Thunder staying optimistic about slow start


By Michael Kinney

The first full week of the NBA season has been a frustrating one for the Oklahoma City Thunder. As they head into Saturday’s afternoon title with New Orleans, they have amassed a 1-4 record.

But what has been confounding is that the Thunder have played well in parts of each game. However, getting a full four quarters of strong basketball has been an issue.

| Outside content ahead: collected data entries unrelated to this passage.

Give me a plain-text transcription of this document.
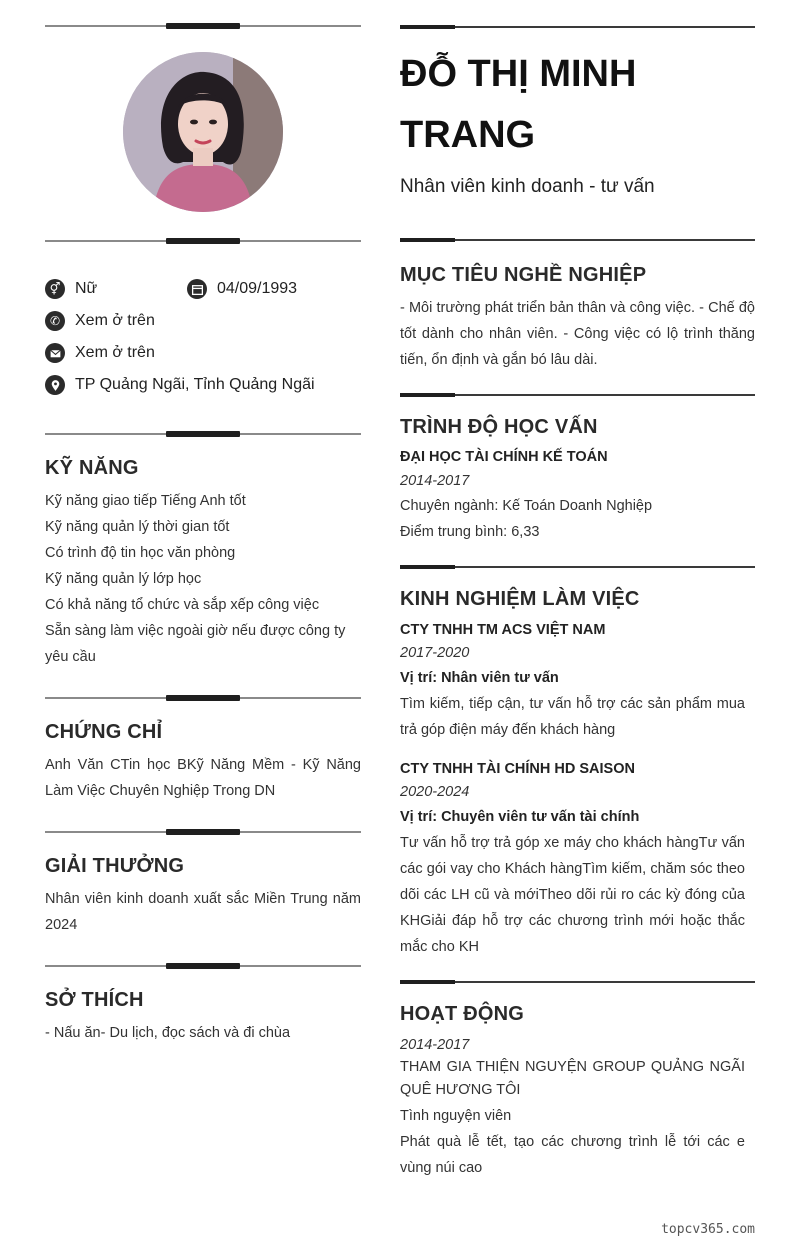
⚥ Nữ	04/09/1993
✆ Xem ở trên
Xem ở trên
TP Quảng Ngãi, Tỉnh Quảng Ngãi
KỸ NĂNG
Kỹ năng giao tiếp Tiếng Anh tốt
Kỹ năng quản lý thời gian tốt
Có trình độ tin học văn phòng
Kỹ năng quản lý lớp học
Có khả năng tổ chức và sắp xếp công việc
Sẵn sàng làm việc ngoài giờ nếu được công ty yêu cầu
CHỨNG CHỈ
Anh Văn CTin học BKỹ Năng Mềm - Kỹ Năng Làm Việc Chuyên Nghiệp Trong DN
GIẢI THƯỞNG
Nhân viên kinh doanh xuất sắc Miền Trung năm 2024
SỞ THÍCH
- Nấu ăn- Du lịch, đọc sách và đi chùa
ĐỖ THỊ MINH TRANG
Nhân viên kinh doanh - tư vấn
MỤC TIÊU NGHỀ NGHIỆP
- Môi trường phát triển bản thân và công việc. - Chế độ tốt dành cho nhân viên. - Công việc có lộ trình thăng tiến, ổn định và gắn bó lâu dài.
TRÌNH ĐỘ HỌC VẤN
ĐẠI HỌC TÀI CHÍNH KẾ TOÁN
2014-2017
Chuyên ngành: Kế Toán Doanh Nghiệp
Điểm trung bình: 6,33
KINH NGHIỆM LÀM VIỆC
CTY TNHH TM ACS VIỆT NAM
2017-2020
Vị trí: Nhân viên tư vấn
Tìm kiếm, tiếp cận, tư vấn hỗ trợ các sản phẩm mua trả góp điện máy đến khách hàng
CTY TNHH TÀI CHÍNH HD SAISON
2020-2024
Vị trí: Chuyên viên tư vấn tài chính
Tư vấn hỗ trợ trả góp xe máy cho khách hàngTư vấn các gói vay cho Khách hàngTìm kiếm, chăm sóc theo dõi các LH cũ và mớiTheo dõi rủi ro các kỳ đóng của KHGiải đáp hỗ trợ các chương trình mới hoặc thắc mắc cho KH
HOẠT ĐỘNG
2014-2017
THAM GIA THIỆN NGUYỆN GROUP QUẢNG NGÃI QUÊ HƯƠNG TÔI
Tình nguyện viên
Phát quà lễ tết, tạo các chương trình lễ tới các e vùng núi cao
topcv365.com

“Obviously we loss against Utah. It was a close game,” guard Dennis Schroder said. “We didn’t finish it out very well. Second game against Washington, they got that win. But I think against Golden State and Houston we did a great job just playing together, being aggressive, everybody just playing with confidence. I think that was a big change. On the defensive end, we’re doing a great job. We just have to do it for 48 minutes.”

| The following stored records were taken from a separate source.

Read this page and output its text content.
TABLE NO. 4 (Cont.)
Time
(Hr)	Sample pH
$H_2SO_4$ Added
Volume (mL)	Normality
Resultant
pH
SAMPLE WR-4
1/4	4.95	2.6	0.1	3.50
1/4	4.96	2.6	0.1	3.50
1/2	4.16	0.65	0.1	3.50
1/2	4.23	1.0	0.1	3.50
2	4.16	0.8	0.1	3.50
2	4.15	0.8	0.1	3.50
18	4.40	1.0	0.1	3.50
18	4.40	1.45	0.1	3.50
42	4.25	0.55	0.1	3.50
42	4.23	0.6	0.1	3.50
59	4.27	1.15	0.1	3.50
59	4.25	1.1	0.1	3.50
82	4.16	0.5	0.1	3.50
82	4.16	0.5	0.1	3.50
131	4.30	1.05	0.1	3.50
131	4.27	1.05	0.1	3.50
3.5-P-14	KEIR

Many knew Oklahoma City would struggle with the loss of Russell Westbrook, Paul George and Jerami Grant, but a quick glance at the numbers through five games showing that it has been a collapse. They are currently fifth in the league in points allowed at 101.4 ppg. They are also second in rebounds at 50.8.

“It just speaks for what kind of team we are,” Oklahoma City’s Hamidou Diallo said. “We are a team that is going to fight, we’re never going to stop fighting and no matter what the scoreboard says we’re going to come out there and we’re going to keep pushing and keep pushing.”

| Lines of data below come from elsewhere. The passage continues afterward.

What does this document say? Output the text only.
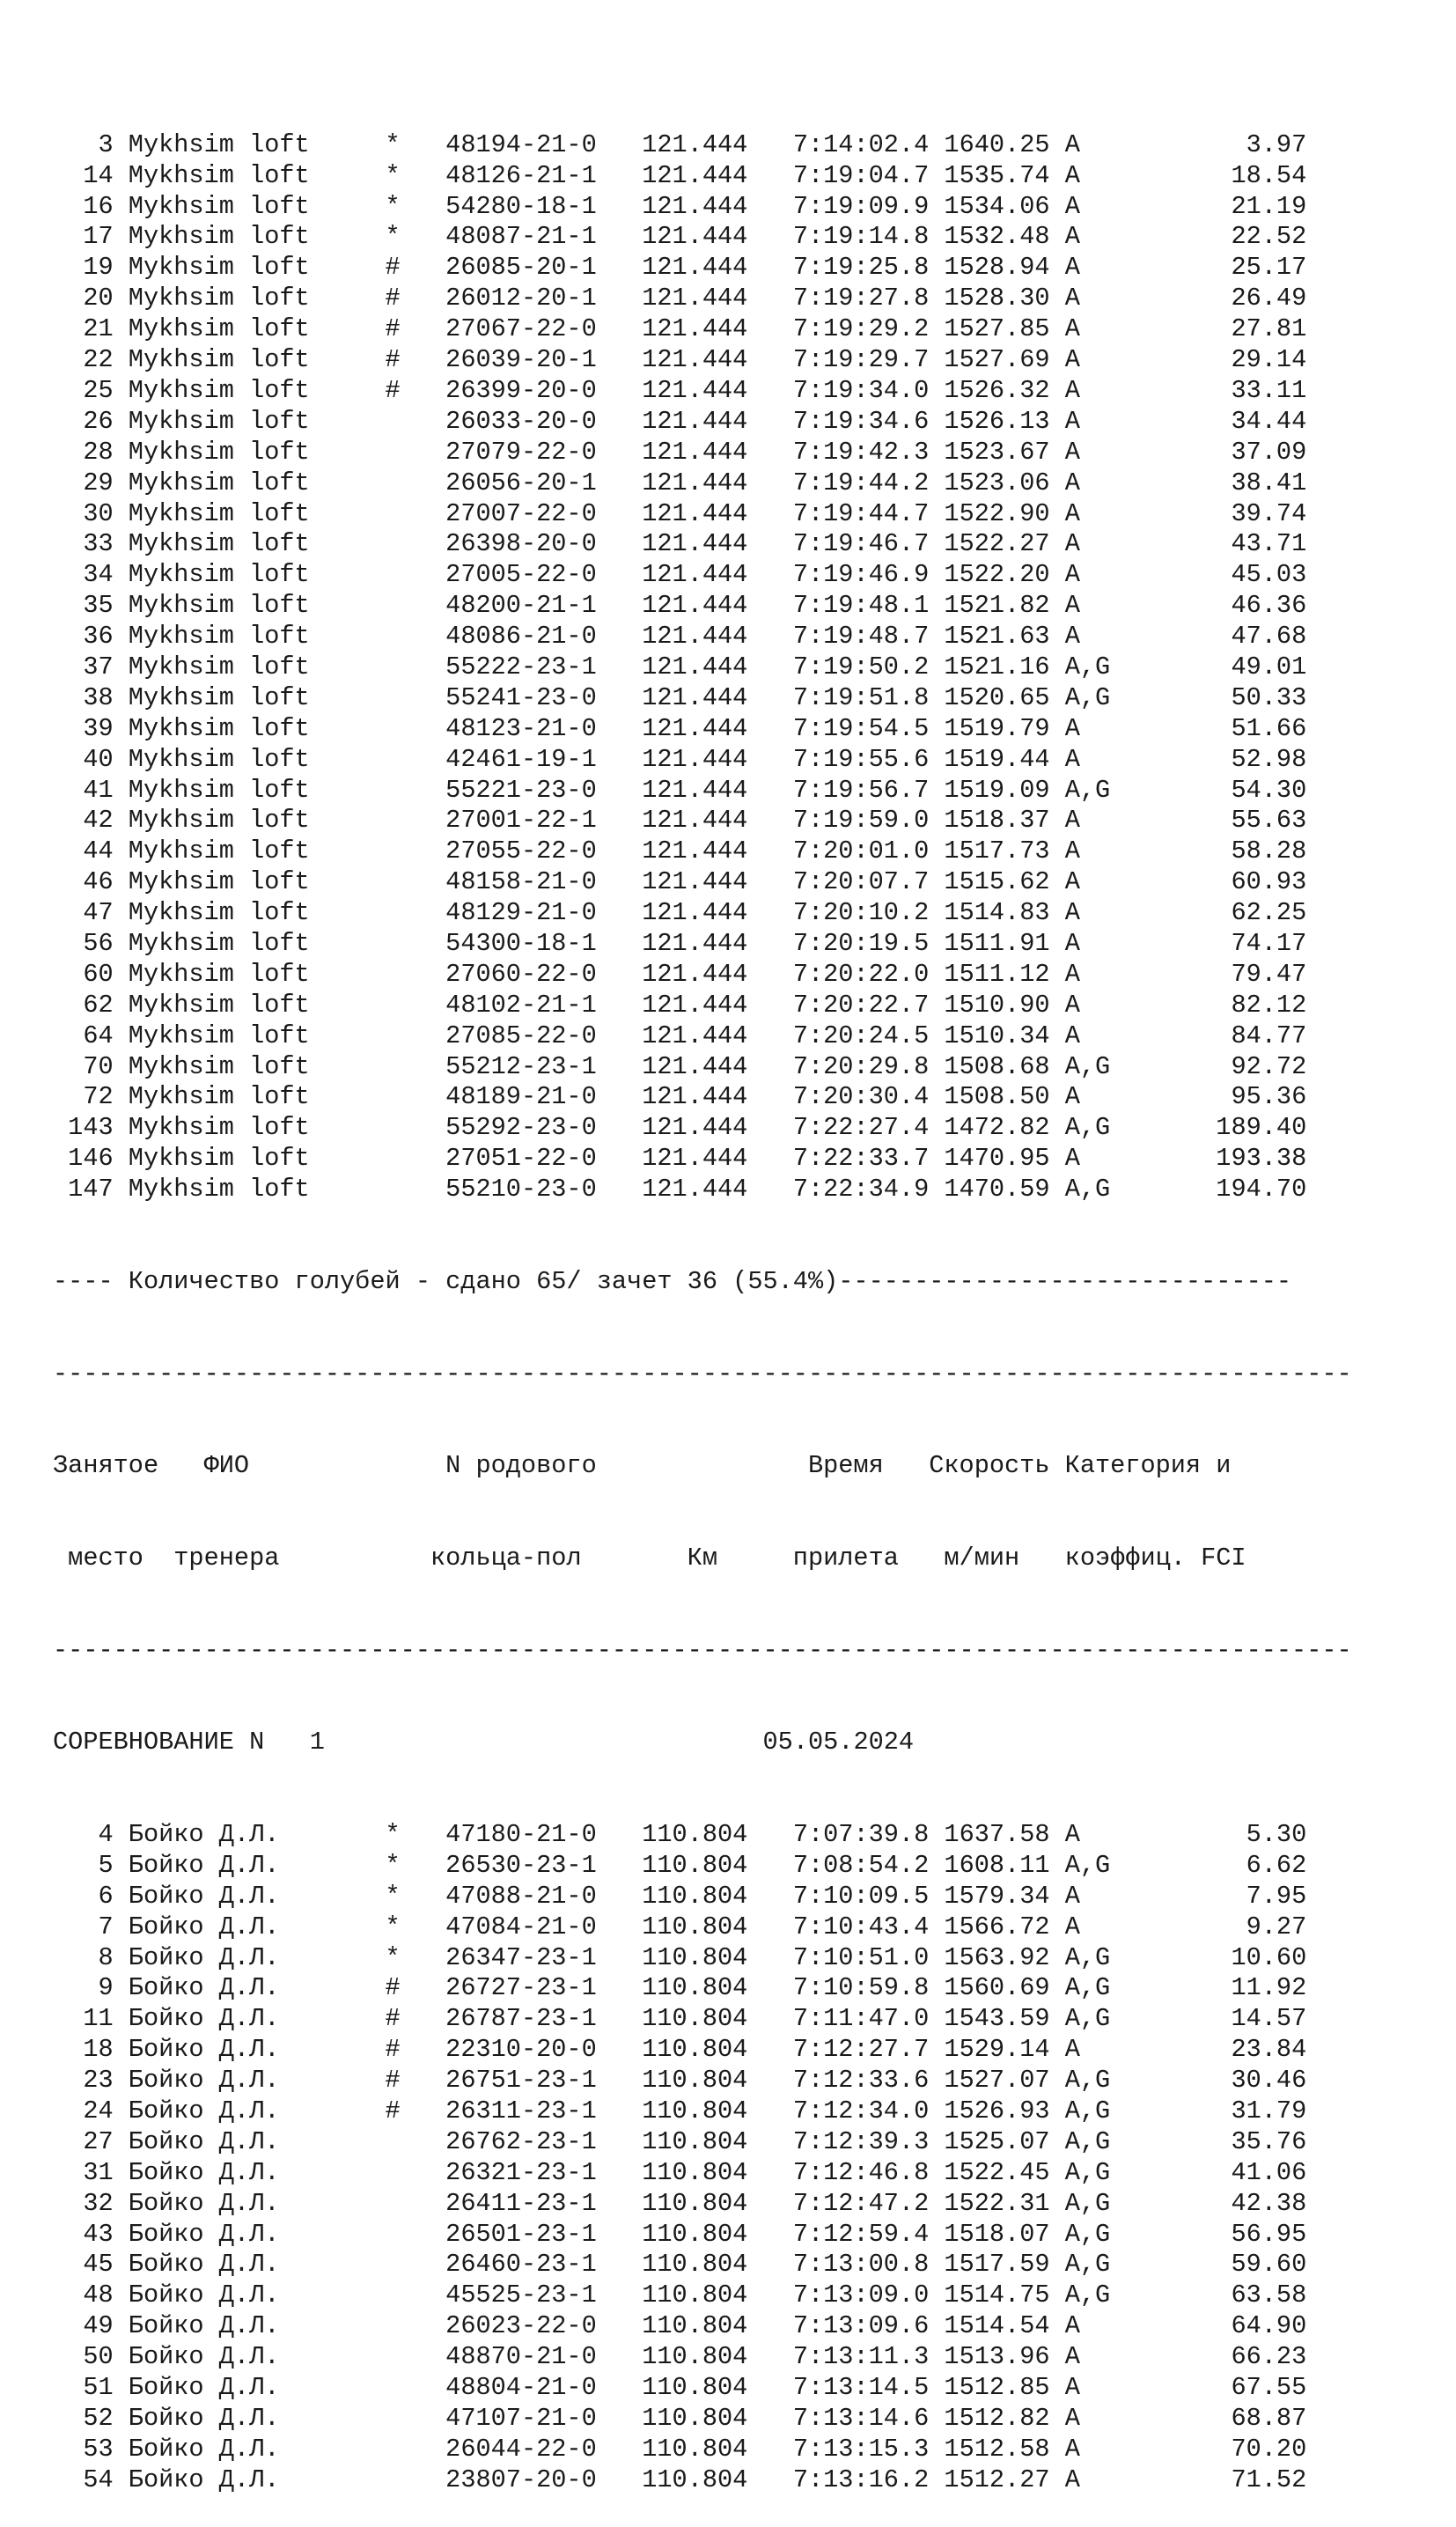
3 Mykhsim loft     *   48194-21-0   121.444   7:14:02.4 1640.25 A           3.97
14 Mykhsim loft     *   48126-21-1   121.444   7:19:04.7 1535.74 A          18.54
16 Mykhsim loft     *   54280-18-1   121.444   7:19:09.9 1534.06 A          21.19
17 Mykhsim loft     *   48087-21-1   121.444   7:19:14.8 1532.48 A          22.52
19 Mykhsim loft     #   26085-20-1   121.444   7:19:25.8 1528.94 A          25.17
20 Mykhsim loft     #   26012-20-1   121.444   7:19:27.8 1528.30 A          26.49
21 Mykhsim loft     #   27067-22-0   121.444   7:19:29.2 1527.85 A          27.81
22 Mykhsim loft     #   26039-20-1   121.444   7:19:29.7 1527.69 A          29.14
25 Mykhsim loft     #   26399-20-0   121.444   7:19:34.0 1526.32 A          33.11
26 Mykhsim loft         26033-20-0   121.444   7:19:34.6 1526.13 A          34.44
28 Mykhsim loft         27079-22-0   121.444   7:19:42.3 1523.67 A          37.09
29 Mykhsim loft         26056-20-1   121.444   7:19:44.2 1523.06 A          38.41
30 Mykhsim loft         27007-22-0   121.444   7:19:44.7 1522.90 A          39.74
33 Mykhsim loft         26398-20-0   121.444   7:19:46.7 1522.27 A          43.71
34 Mykhsim loft         27005-22-0   121.444   7:19:46.9 1522.20 A          45.03
35 Mykhsim loft         48200-21-1   121.444   7:19:48.1 1521.82 A          46.36
36 Mykhsim loft         48086-21-0   121.444   7:19:48.7 1521.63 A          47.68
37 Mykhsim loft         55222-23-1   121.444   7:19:50.2 1521.16 A,G        49.01
38 Mykhsim loft         55241-23-0   121.444   7:19:51.8 1520.65 A,G        50.33
39 Mykhsim loft         48123-21-0   121.444   7:19:54.5 1519.79 A          51.66
40 Mykhsim loft         42461-19-1   121.444   7:19:55.6 1519.44 A          52.98
41 Mykhsim loft         55221-23-0   121.444   7:19:56.7 1519.09 A,G        54.30
42 Mykhsim loft         27001-22-1   121.444   7:19:59.0 1518.37 A          55.63
44 Mykhsim loft         27055-22-0   121.444   7:20:01.0 1517.73 A          58.28
46 Mykhsim loft         48158-21-0   121.444   7:20:07.7 1515.62 A          60.93
47 Mykhsim loft         48129-21-0   121.444   7:20:10.2 1514.83 A          62.25
56 Mykhsim loft         54300-18-1   121.444   7:20:19.5 1511.91 A          74.17
60 Mykhsim loft         27060-22-0   121.444   7:20:22.0 1511.12 A          79.47
62 Mykhsim loft         48102-21-1   121.444   7:20:22.7 1510.90 A          82.12
64 Mykhsim loft         27085-22-0   121.444   7:20:24.5 1510.34 A          84.77
70 Mykhsim loft         55212-23-1   121.444   7:20:29.8 1508.68 A,G        92.72
72 Mykhsim loft         48189-21-0   121.444   7:20:30.4 1508.50 A          95.36
143 Mykhsim loft         55292-23-0   121.444   7:22:27.4 1472.82 A,G       189.40
146 Mykhsim loft         27051-22-0   121.444   7:22:33.7 1470.95 A         193.38
147 Mykhsim loft         55210-23-0   121.444   7:22:34.9 1470.59 A,G       194.70

---- Количество голубей - сдано 65/ зачет 36 (55.4%)------------------------------

--------------------------------------------------------------------------------------

Занятое   ФИО             N родового              Время   Скорость Категория и

место  тренера          кольца-пол       Км     прилета   м/мин   коэффиц. FCI

--------------------------------------------------------------------------------------

СОРЕВНОВАНИЕ N   1	05.05.2024

4 Бойко Д.Л.       *   47180-21-0   110.804   7:07:39.8 1637.58 A           5.30
5 Бойко Д.Л.       *   26530-23-1   110.804   7:08:54.2 1608.11 A,G         6.62
6 Бойко Д.Л.       *   47088-21-0   110.804   7:10:09.5 1579.34 A           7.95
7 Бойко Д.Л.       *   47084-21-0   110.804   7:10:43.4 1566.72 A           9.27
8 Бойко Д.Л.       *   26347-23-1   110.804   7:10:51.0 1563.92 A,G        10.60
9 Бойко Д.Л.       #   26727-23-1   110.804   7:10:59.8 1560.69 A,G        11.92
11 Бойко Д.Л.       #   26787-23-1   110.804   7:11:47.0 1543.59 A,G        14.57
18 Бойко Д.Л.       #   22310-20-0   110.804   7:12:27.7 1529.14 A          23.84
23 Бойко Д.Л.       #   26751-23-1   110.804   7:12:33.6 1527.07 A,G        30.46
24 Бойко Д.Л.       #   26311-23-1   110.804   7:12:34.0 1526.93 A,G        31.79
27 Бойко Д.Л.           26762-23-1   110.804   7:12:39.3 1525.07 A,G        35.76
31 Бойко Д.Л.           26321-23-1   110.804   7:12:46.8 1522.45 A,G        41.06
32 Бойко Д.Л.           26411-23-1   110.804   7:12:47.2 1522.31 A,G        42.38
43 Бойко Д.Л.           26501-23-1   110.804   7:12:59.4 1518.07 A,G        56.95
45 Бойко Д.Л.           26460-23-1   110.804   7:13:00.8 1517.59 A,G        59.60
48 Бойко Д.Л.           45525-23-1   110.804   7:13:09.0 1514.75 A,G        63.58
49 Бойко Д.Л.           26023-22-0   110.804   7:13:09.6 1514.54 A          64.90
50 Бойко Д.Л.           48870-21-0   110.804   7:13:11.3 1513.96 A          66.23
51 Бойко Д.Л.           48804-21-0   110.804   7:13:14.5 1512.85 A          67.55
52 Бойко Д.Л.           47107-21-0   110.804   7:13:14.6 1512.82 A          68.87
53 Бойко Д.Л.           26044-22-0   110.804   7:13:15.3 1512.58 A          70.20
54 Бойко Д.Л.           23807-20-0   110.804   7:13:16.2 1512.27 A          71.52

However, it has been on the offensive end, where they have had their struggles. They are 26th in scoring (102.2), 21st shooting (43.4%) and 26th in three-pointers made per game.

All this adds up to is some very close games for Oklahoma City. Their point differential is 0.7, which means every missed shot, turnover can be the difference between winning and losing.

Yet, veteran guard Chris Paul said now isn’t the time to get frustrated or lose faith in the system. He sees positives in how the team has played.

“I want to win, all the time. I don’t care what the situation is. You know what I mean? But we’re getting better,” Paul said. “I’m working to. It’s never about how I feel personally. It’s how we are as a team. As long as we’re making strides to get better, we know in our locker room that we’re getting better. That’s all that matters.”

At 1-4, the Thunder have the same record after five games as they did to start last season. So they know a turnaround is possible.

Oklahoma City’s struggles have been most glaring when it comes to the fourth quarter. They are averaging 22.6 points a night in fourth, which ranks 26th in the league.

However, Paul says that will turn around. But he wants to make sure they don’t give it up on the other end.

“I‘ve been around long enough to know that I am capable of (closing games out),” Paul said. “But with the depth that we have, I think game in and game out it might be a number of guys. For us, we have to be able to do it defensively. It’s cool to be able to make shots, but when you can make stops defensively, that really gives you an opportunity.”